アコヤガイへい死41% 稚貝、前回から5ポイント上昇 三重県が調査発表

英虞湾などでアコヤガイのへい死が相次いでいる問題で、三重県は29日、県内の養殖業者を対象に実施したアンケートの結果を発表した。稚貝の平均へい死率は41%で、6月の前回調査時から5ポイント上昇した。
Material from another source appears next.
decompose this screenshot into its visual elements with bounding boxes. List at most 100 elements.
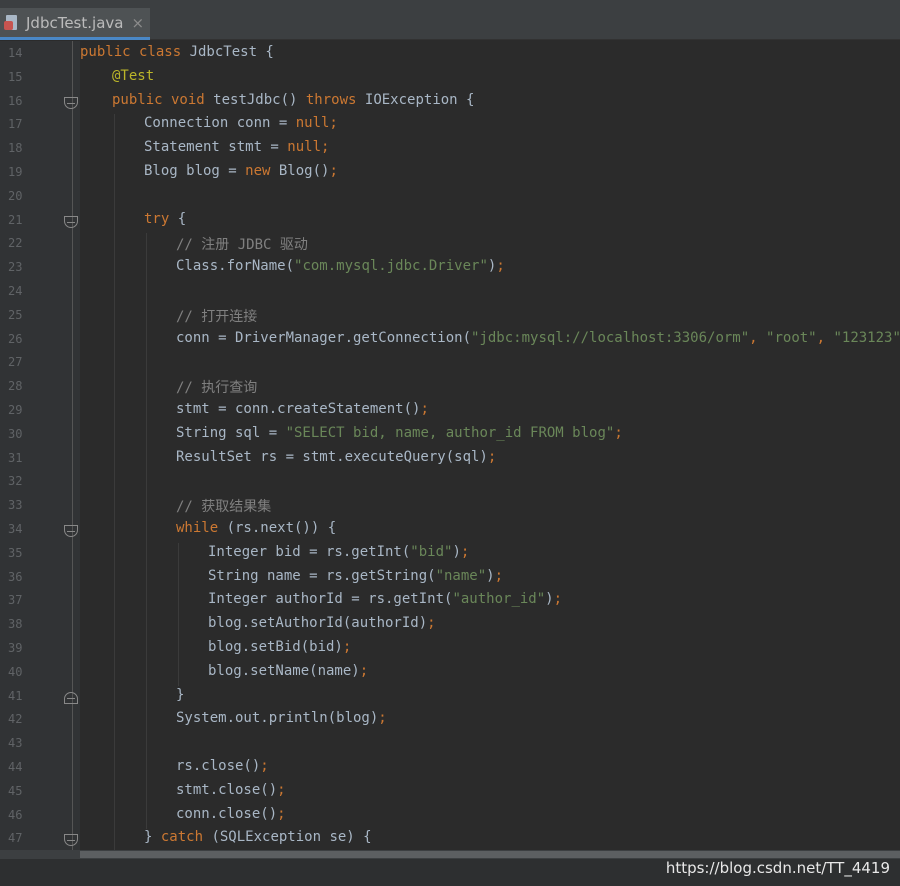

県によると、アンケートは6月に続いて2回目の実施。県水産研究所が6―20日まで、県内でアコヤガイを養殖する233事業者に回答を依頼し、85%に当たる198事業者から回答を得た。

調査結果によると、2年後に核入れを予定する稚貝のうち、464万6千個が調査時までにへい死した。平均へい死率は英虞湾奥が44%、湾央や湾外が39%で、それぞれ前回調査時より2―8%上昇した。

来年に核入れをする「2年貝」の平均へい死率は9%、年内に核入れの「3年貝」も15%。いずれも前回調査時より4ポイント高かった。へい死との関連が疑われる外套膜萎縮症の発症率も2―3%ほど増えた。

県水産研究所は「平均へい死率に大幅な上昇はみられず、小康状態にある」としつつ「梅雨明け後に海水温の急上昇が予想される。海水温の低い深層で養殖するよう業者に周知する」としている。